Nothing to do with ego. If I’m gonna take 2 days off of my work to do a race, I want to enjoy it. In my mind, cat 5 will be a lot of unfit dad bod new people dabbling into cycling sprinkled in with a few more fit people and your occasional sandbagger. I don’t want to be in a field where I am in a glorified group ride.
I’ve been riding a bike all my life and too not concerned with handling. Did a bunch of bmx stuff as a kid, I can hold lines and take sharp corners, and stay on wheels, and micro adjustments and such.
As far as speed goes, I have not done any racing on my road bike but plenty of triathlons. FTP 280, and depending on my weight 3.6-3.7 w/kg at 44 years old. On easy rides on my road bike, it’s usually 19-20 mph. The bike leg of my last half Ironman was 23.5 mph avg for 56 miles on 200W AP and I’m usually in top 1/3 of the bike legs in my AG.
I am not sure what you define as failure. The stage race is actually road race, TT, crit and the crit has my concern flag raised a little. Was thinking of doing the 3/4 road, the TT is TT, and 4/5 crit. I have no illusions that I’ll win. Don’t want to be bored in 4/5 road race. Regardless, even if I win anything, I’ll abdicate it since my TT bike and position are not UCI legal.
Your perception of a cat 5 field is way off from reality. The level of competitiveness is much higher than you are expecting and it is not like a ‘glorified group ride.’ As @trpnhntr said, he’s a cat 1 and wouldn’t expect to ride off the front of a cat 5 race and that is his specialty. If you look at some race times for crits, it not uncommon for the cat 5 race to have the same or higher average speed than higher category races.
In my experience in Cat 5 it will be 15-20% unfit looking people (unfit compared to top level racers) who will end up being pretty fit. 50% fit riders with experience in hard group rides and such but are still learning about the closeness of racing. 10% some small juniors who will just attack all the time without the raw watts to back it up but they keep things spicy. And the rest are being smart, sitting in, and following moves until the end.
Most races I’ve done finished in a group that was 50% or less as big as the group that started. So even if there are unfit people at the start they would pretty quickly be dropped and then you are just racing with the fast guys. And if you think the racing might be boring then be the one to get things going!
First off, half a cat 4/5 field will be 4’s. Most of those are doing 4/5 instead of 3/4 because they think the can win or at least get upgrade points so it will be spicy. Very spicy at the front. As for cat 5’s, 1% or less are “dad bod” out of shape guys in over their heads. The rest are local group ride regulars who are pretty fast and have some skills.
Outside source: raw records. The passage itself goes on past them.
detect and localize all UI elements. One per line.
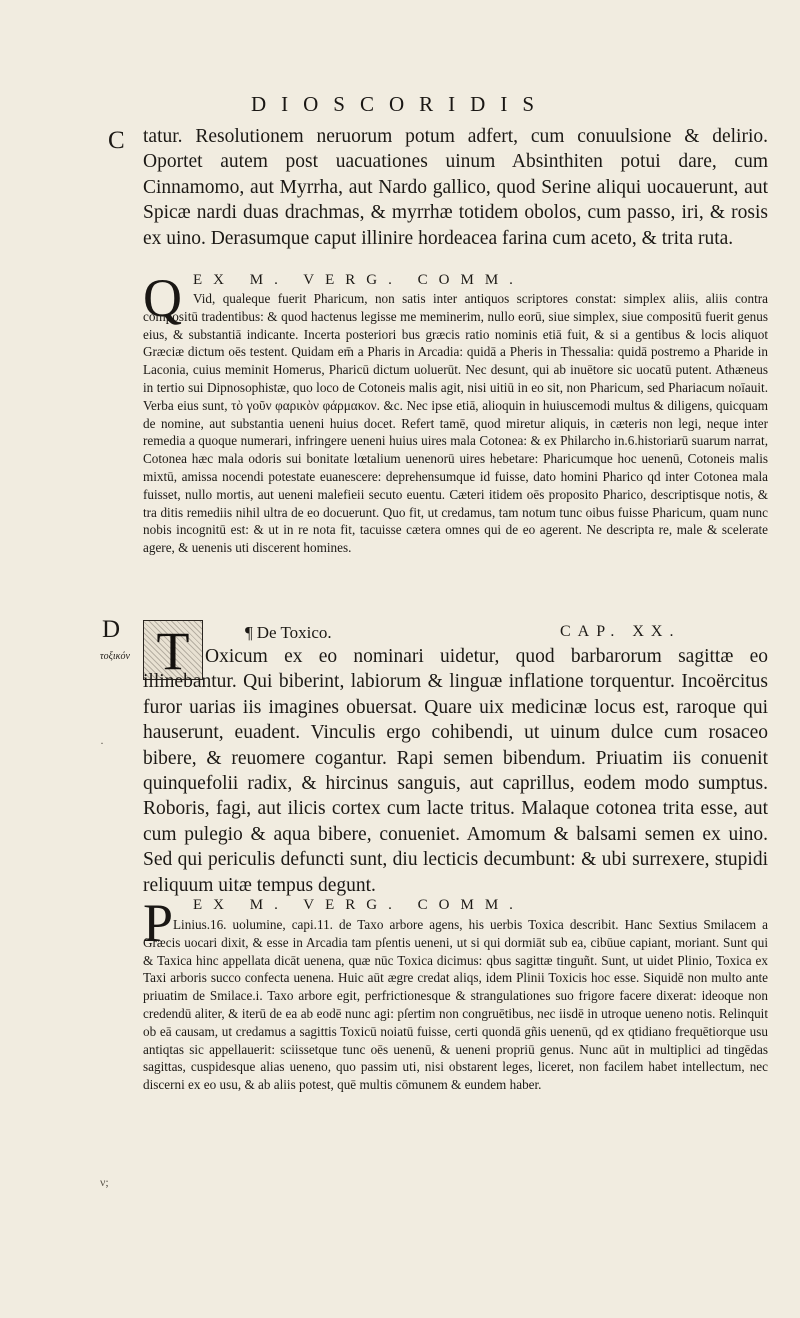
margin-mark: · — [100, 736, 104, 750]
margin-letter-c: C — [108, 127, 125, 154]
chapter-heading — [245, 623, 770, 643]
commentary-label-1: EX M. VERG. COMM. — [193, 272, 524, 288]
commentary-text-1: Vid, qualeque fuerit Pharicum, non satis inter antiquos scriptores constat: simplex aliis, aliis contra compositū tradentibus: & quod hactenus legisse me meminerim, nullo eorū, siue simplex, siue compositū fuerit genus eius, & substantiā indicante. Incerta posteriori bus græcis ratio nominis etiā fuit, & si a gentibus & locis aliquot Græciæ dictum oēs testent. Quidam em̄ a Pharis in Arcadia: quidā a Pheris in Thessalia: quidā postremo a Pharide in Laconia, cuius meminit Homerus, Pharicū dictum uoluerūt. Nec desunt, qui ab inuētore sic uocatū putent. Athæneus in tertio sui Dipnosophistæ, quo loco de Cotoneis malis agit, nisi uitiū in eo sit, non Pharicum, sed Phariacum noīauit. Verba eius sunt, τὸ γοῦν φαρικὸν φάρμακον. &c. Nec ipse etiā, alioquin in huiuscemodi multus & diligens, quicquam de nomine, aut substantia ueneni huius docet. Refert tamē, quod miretur aliquis, in cæteris non legi, neque inter remedia a quoque numerari, infringere ueneni huius uires mala Cotonea: & ex Philarcho in.6.historiarū suarum narrat, Cotonea hæc mala odoris sui bonitate lœtalium uenenorū uires hebetare: Pharicumque hoc uenenū, Cotoneis malis mixtū, amissa nocendi potestate euanescere: deprehensumque id fuisse, dato homini Pharico qd inter Cotonea mala fuisset, nullo mortis, aut ueneni malefieii secuto euentu. Cæteri itidem oēs proposito Pharico, descriptisque notis, & tra ditis remediis nihil ultra de eo docuerunt. Quo fit, ut credamus, tam notum tunc oibus fuisse Pharicum, quam nunc nobis incognitū est: & ut in re nota fit, tacuisse cætera omnes qui de eo agerent. Ne descripta re, male & scelerate agere, & uenenis uti discerent homines. — [143, 291, 768, 556]
commentary-text-2: Linius.16. uolumine, capi.11. de Taxo arbore agens, his uerbis Toxica describit. Hanc Sextius Smilacem a Græcis uocari dixit, & esse in Arcadia tam pſentis ueneni, ut si qui dormiāt sub ea, cibūue capiant, moriant. Sunt qui & Taxica hinc appellata dicāt uenena, quæ nūc Toxica dicimus: qbus sagittæ tinguñt. Sunt, ut uidet Plinio, Toxica ex Taxi arboris succo confecta uenena. Huic aūt ægre credat aliqs, idem Plinii Toxicis hoc esse. Siquidē non multo ante priuatim de Smilace.i. Taxo arbore egit, perfrictionesque & strangulationes suo frigore facere dixerat: ideoque non credendū aliter, & iterū de ea ab eodē nunc agi: pſertim non congruētibus, nec iisdē in utroque ueneno notis. Relinquit ob eā causam, ut credamus a sagittis Toxicū noiatū fuisse, certi quondā gñis uenenū, qd ex qtidiano frequētiorque usu antiqtas sic appellauerit: sciissetque tunc oēs uenenū, & ueneni propriū genus. Nunc aūt in multiplici ad tingēdas sagittas, cuspidesque alias ueneno, quo passim uti, nisi obstarent leges, liceret, non facilem habet intellectum, nec discerni ex eo usu, & ab aliis potest, quē multis cōmunem & eundem haber. — [143, 917, 768, 1093]
running-head: DIOSCORIDIS — [250, 92, 549, 116]
pilcrow-icon: ¶ — [245, 623, 253, 642]
margin-mark-lower: ν; — [100, 1175, 109, 1189]
margin-letter-d: D — [102, 616, 121, 643]
chapter-number: CAP. XX. — [560, 623, 681, 640]
margin-greek-note: τοξικόν — [100, 651, 130, 662]
main-paragraph-1: tatur. Resolutionem neruorum potum adfert, cum conuulsione & delirio. Oportet autem post uacuationes uinum Absinthiten potui dare, cum Cinnamomo, aut Myrrha, aut Nardo gallico, quod Serine aliqui uocauerunt, aut Spicæ nardi duas drachmas, & myrrhæ totidem obolos, cum passo, iri, & rosis ex uino. Derasumque caput illinire hordeacea farina cum aceto, & trita ruta. — [143, 126, 768, 249]
initial-letter: T — [156, 621, 190, 681]
chapter-title: De Toxico. — [256, 623, 332, 642]
commentary-label-2: EX M. VERG. COMM. — [193, 897, 524, 913]
commentary-initial-q: Q — [143, 268, 182, 328]
main-paragraph-2: Oxicum ex eo nominari uidetur, quod barbarorum sagittæ eo illinebantur. Qui biberint, labiorum & linguæ inflatione torquentur. Incoërcitus furor uarias iis imagines obuersat. Quare uix medicinæ locus est, raroque qui hauserunt, euadent. Vinculis ergo cohibendi, ut uinum dulce cum rosaceo bibere, & reuomere cogantur. Rapi semen bibendum. Priuatim iis conuenit quinquefolii radix, & hircinus sanguis, aut caprillus, eodem modo sumptus. Roboris, fagi, aut ilicis cortex cum lacte tritus. Malaque cotonea trita esse, aut cum pulegio & aqua bibere, conueniet. Amomum & balsami semen ex uino. Sed qui periculis defuncti sunt, diu lecticis decumbunt: & ubi surrexere, stupidi reliquum uitæ tempus degunt. — [143, 646, 768, 896]
commentary-initial-p: P — [143, 893, 174, 953]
They’ve been “racing” informally for a couple years and know some basic tricks. And, the first race of the year, there is usually one young newbie stud doing his first race who will make it up to cat 2 by the end of the season.
This has been a trend that I’ve noticed as things like TR, Zwift, and Sufferfest have become more and more popular. The level of fitness that new racers bring the the sport has gotten higher and higher in the past few years.
I honestly see it as a good thing as it pushes the level of racing forward and makes it more challenging, but especially once racing returns, I think we’re going to see a lot of riders with a ton of fitness and no clue how to manage it.
We are both roughly the same age, same weight, same ftp. I’ve got multiple seasons of racing cross under my belt, and have gotten dropped in each of the small number of 4/5 crits I’ve done.
No offense…but your perception of what a 4/5 field is going to look like is the best evidence that you need to be in the 4/5 field. Nothing wrong with being ignorant - everybody has a first race. But you need to acknowledge that there is a whole lot you dont know about racing.
Oh and my comment about failure…in the context I was using it in the other post…I would define it as having a bad experience or causing a bad experience for others.
That is something I like about racing also. There were like 3 races in a row last year I got staged and lined up directly next a couple other people. We ended up joking in the corral together every sunday. I was a bit bigger than them…they’d pass me every uphill, I’d pass them every downhill or flat section lol.
You’re probably right. Though I’m not necessarily convinced the overall level of fitness is goijg to rise. For every person that becomes a lockdown zwift addict in their basement…there is probably a racer that threw in the towel on the year and will be trying to recover from a 100 watt ftp loss come spring/summer.
Yeah, I can see that. I do also anticipate that the number of riders who have the ability to outride much of the pack will go up too. Like you said, lockdown zwift addicts and all.
I’d imagine if a newer racer took advantage of the time off racing like myself and a few of my peers have, putting in 15-20/week over the summer and keeping 10+ avg over the off-season, their fitness would be through the roof once racing is back.